Teaching people to recognize subtle, real-world expressions will help them understand and trust others better. The aim of Mariska Kret is to develop an interactive virtual-reality training tool (E-VIRT) for a broad group of users, including patients. Kret provides a brief description of her idea for the Proof of Concept Grant.
Humans’ capacity to express, recognize and share emotions enables them to navigate their social worlds and forms a core component of what it means to be socially competent and healthy. Emotional expressions have received much attention in the literature and in training applications. However, the focus has been on explicit, acted, prototypical facial expressions of the type rarely seen in daily life. In reality, subtle cues such as dilated pupils, tears and blushing make emotion recognition challenging and form a problem for many patients with social anxiety disorder and autism spectrum disorders.
Kret’s research shows that most patients with these disorders are not severely impaired when it comes to recognizing explicit expressions, but that problems start to emerge when cues are subtle. In addition, such patients tend to avoid eye contact and become hyperaroused. Imagine an estate agent telling you, with a big smile, that the problem of damp has been solved and the wall will soon dry out. His blushing and avoidance of eye contact set your alarm bells ringing. Many patients, however, would not pick up on these cues of untrustworthiness and, following the smile, would make the wrong decision. Difficulties with real-world emotions make them trust the wrong people, and make them doubt that sharing emotions can lead to help, assistance and support. These individuals risk social isolation, and their low confidence may prevent them from reaching out to a therapist.
Teaching people to recognize subtle, real-world expressions will help them understand and trust others better. The aim of this project is to develop an interactive virtual-reality training tool (E-VIRT) for a broad group of users, including patients. They could benefit from online help as a first step to practicing social skills in a safe home environment, without the presence of others, and at their own pace. The virtual environment is statistically programmed, and the machine-learning and similarity algorithms behind the virtual characters’ expressions and the emotion recognition skills safeguard the program’s ecological validity, making real-life impact feasible.

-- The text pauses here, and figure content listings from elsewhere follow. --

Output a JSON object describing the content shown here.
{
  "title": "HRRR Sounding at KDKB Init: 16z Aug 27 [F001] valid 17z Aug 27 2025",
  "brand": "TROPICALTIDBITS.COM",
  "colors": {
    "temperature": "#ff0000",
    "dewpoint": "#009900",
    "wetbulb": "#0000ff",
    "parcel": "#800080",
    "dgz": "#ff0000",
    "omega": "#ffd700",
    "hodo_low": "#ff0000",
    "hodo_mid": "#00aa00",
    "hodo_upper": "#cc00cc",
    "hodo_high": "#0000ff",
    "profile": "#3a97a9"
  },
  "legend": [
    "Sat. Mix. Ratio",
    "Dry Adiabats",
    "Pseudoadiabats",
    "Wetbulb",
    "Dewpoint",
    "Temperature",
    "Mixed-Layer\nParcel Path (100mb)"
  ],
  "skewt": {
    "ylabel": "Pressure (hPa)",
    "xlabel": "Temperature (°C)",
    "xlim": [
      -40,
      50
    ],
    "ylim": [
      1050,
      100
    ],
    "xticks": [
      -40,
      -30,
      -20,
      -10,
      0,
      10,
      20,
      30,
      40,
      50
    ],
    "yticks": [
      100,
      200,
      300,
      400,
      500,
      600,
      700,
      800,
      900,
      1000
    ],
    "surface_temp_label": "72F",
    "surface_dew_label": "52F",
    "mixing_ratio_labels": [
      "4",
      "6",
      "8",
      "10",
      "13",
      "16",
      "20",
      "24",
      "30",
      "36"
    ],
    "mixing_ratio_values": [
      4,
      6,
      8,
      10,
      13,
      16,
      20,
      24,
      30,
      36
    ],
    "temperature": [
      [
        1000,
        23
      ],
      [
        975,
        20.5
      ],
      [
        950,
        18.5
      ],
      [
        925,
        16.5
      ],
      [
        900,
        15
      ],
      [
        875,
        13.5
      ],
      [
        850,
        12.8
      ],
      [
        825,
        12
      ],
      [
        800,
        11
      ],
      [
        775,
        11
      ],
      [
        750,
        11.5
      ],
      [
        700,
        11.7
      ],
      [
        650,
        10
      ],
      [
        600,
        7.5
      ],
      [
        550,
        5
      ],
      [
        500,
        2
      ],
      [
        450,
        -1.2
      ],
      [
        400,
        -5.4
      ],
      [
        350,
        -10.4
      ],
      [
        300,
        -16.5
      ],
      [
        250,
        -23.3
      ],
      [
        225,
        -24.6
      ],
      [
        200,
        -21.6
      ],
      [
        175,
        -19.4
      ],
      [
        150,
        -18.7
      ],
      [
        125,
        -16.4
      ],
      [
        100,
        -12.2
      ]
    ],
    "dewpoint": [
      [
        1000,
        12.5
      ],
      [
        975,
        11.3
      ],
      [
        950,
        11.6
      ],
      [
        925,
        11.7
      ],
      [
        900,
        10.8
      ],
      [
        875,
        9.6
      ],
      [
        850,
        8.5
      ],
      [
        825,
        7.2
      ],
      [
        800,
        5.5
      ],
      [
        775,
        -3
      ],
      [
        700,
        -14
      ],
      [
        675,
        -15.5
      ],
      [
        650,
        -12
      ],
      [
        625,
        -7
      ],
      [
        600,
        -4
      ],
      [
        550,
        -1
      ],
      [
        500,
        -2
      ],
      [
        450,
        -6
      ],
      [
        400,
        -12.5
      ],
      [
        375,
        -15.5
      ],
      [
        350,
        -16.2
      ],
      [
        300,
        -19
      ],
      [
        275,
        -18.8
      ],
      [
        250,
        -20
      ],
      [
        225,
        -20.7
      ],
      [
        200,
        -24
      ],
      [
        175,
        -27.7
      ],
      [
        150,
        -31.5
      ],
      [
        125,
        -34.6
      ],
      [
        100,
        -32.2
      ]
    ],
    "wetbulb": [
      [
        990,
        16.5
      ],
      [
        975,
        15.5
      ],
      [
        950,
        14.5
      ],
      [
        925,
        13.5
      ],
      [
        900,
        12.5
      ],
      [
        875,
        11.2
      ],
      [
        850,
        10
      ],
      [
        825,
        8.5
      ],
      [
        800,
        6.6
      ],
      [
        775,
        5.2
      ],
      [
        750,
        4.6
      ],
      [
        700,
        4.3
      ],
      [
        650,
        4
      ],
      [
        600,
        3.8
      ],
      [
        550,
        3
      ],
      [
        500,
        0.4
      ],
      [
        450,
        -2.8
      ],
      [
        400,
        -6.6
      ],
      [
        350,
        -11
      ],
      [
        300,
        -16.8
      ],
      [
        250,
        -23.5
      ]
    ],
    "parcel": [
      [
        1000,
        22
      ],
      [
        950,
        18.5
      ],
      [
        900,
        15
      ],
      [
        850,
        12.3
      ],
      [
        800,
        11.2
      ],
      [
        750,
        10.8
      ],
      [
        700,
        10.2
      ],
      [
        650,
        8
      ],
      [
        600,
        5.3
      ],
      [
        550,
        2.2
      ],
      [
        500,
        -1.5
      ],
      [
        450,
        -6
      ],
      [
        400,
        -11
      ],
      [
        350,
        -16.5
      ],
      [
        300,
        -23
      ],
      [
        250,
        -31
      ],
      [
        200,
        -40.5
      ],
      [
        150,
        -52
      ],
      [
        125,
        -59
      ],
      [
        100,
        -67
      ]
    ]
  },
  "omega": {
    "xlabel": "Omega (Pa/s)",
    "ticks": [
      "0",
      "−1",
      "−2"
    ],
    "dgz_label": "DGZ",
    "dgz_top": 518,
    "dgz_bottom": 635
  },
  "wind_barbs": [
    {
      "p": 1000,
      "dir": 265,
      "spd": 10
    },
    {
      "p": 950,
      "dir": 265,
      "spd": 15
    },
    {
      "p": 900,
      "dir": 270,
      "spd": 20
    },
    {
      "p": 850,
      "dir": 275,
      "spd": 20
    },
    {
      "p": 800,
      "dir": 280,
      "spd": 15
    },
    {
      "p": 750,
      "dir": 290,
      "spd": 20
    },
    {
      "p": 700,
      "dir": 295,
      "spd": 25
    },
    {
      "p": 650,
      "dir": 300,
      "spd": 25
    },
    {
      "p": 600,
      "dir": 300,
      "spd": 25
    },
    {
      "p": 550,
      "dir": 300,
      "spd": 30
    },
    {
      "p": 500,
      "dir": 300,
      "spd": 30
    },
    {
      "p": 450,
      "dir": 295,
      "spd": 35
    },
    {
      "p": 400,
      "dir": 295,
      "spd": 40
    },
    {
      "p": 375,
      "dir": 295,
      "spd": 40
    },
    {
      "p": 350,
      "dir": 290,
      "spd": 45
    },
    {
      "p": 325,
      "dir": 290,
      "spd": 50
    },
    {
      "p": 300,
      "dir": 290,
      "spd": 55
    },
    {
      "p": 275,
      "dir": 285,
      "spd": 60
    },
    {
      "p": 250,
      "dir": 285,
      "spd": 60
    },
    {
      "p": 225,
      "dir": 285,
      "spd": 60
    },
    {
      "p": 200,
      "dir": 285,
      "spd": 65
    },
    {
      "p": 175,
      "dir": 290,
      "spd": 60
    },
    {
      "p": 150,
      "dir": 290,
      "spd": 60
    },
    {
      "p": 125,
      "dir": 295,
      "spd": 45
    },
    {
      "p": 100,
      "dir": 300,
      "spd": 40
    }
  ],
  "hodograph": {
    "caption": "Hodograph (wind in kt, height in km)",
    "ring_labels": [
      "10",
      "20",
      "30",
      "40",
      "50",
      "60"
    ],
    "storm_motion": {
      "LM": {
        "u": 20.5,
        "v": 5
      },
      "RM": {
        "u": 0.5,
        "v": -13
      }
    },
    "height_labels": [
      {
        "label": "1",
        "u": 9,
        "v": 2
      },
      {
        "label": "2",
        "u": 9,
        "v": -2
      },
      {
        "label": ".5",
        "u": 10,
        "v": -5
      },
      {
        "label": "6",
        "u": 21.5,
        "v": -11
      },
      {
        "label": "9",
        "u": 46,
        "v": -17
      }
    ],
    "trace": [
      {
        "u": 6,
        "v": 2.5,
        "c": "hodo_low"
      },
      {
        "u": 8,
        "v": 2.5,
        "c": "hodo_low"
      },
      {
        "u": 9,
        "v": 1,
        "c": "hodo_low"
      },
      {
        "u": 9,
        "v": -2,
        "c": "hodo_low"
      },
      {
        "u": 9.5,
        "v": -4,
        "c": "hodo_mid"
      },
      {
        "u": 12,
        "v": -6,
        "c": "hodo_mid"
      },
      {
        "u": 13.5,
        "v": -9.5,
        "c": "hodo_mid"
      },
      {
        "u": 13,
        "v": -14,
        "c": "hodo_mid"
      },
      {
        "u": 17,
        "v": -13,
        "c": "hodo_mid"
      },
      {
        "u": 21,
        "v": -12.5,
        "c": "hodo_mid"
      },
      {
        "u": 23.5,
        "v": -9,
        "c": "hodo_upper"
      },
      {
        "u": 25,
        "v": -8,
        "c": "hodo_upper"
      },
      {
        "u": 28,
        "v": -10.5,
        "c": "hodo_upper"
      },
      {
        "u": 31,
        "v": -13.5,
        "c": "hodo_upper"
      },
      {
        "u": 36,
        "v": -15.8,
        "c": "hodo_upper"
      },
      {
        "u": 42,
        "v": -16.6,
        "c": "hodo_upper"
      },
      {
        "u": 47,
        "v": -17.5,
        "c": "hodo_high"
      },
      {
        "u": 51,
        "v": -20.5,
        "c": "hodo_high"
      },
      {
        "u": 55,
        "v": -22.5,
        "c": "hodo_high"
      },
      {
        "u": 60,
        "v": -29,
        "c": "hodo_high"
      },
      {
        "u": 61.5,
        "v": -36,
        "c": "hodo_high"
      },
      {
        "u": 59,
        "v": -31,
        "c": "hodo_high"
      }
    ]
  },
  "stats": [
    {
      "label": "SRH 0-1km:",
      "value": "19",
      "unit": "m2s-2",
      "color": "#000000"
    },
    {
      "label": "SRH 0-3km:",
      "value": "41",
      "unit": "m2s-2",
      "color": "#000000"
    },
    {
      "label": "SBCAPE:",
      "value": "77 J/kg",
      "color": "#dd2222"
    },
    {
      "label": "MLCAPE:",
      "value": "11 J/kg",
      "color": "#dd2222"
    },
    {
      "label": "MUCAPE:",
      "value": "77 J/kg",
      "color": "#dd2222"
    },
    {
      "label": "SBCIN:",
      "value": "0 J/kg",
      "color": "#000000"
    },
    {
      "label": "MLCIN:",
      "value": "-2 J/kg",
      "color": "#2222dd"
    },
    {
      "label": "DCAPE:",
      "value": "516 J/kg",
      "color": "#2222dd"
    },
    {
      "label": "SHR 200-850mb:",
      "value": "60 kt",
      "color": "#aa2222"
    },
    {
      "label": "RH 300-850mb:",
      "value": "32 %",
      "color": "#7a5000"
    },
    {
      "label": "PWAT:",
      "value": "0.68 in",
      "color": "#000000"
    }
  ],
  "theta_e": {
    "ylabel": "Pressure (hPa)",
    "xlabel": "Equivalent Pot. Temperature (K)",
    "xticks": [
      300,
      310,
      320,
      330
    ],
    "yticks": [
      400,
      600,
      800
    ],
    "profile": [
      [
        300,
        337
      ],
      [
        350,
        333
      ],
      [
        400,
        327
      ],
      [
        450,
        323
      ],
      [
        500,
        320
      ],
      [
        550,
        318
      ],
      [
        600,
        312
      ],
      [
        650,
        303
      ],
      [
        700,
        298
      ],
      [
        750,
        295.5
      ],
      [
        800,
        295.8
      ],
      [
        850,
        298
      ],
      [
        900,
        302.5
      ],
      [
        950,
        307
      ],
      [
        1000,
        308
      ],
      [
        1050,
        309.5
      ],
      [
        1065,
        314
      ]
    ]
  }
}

In E-VIRT, the user is immersed in a virtual environment in which they are gradually exposed to social situations differing in complexity (e.g., job interview, dinner speech). The user interacts with characters who express emotions which are adapted, in real time, to the user’s expressions. The user will be trained on emotion processing in three steps: emotion regulation, emotion recognition, and interoception.
This projects builds on the ERC Starting grant of Kret. One major achievement of that project is that we have developed a database which consists of thousands of static/ dynamic, genuine, non-acted facial expressions taken from real-life situations across cultures (from reality TV, TikTok and from filming participants in the lab after emotion induction). There is huge potential to use this material in the training application, both as input for virtual character expressions, but also for the automatic recognition of users’ expressions.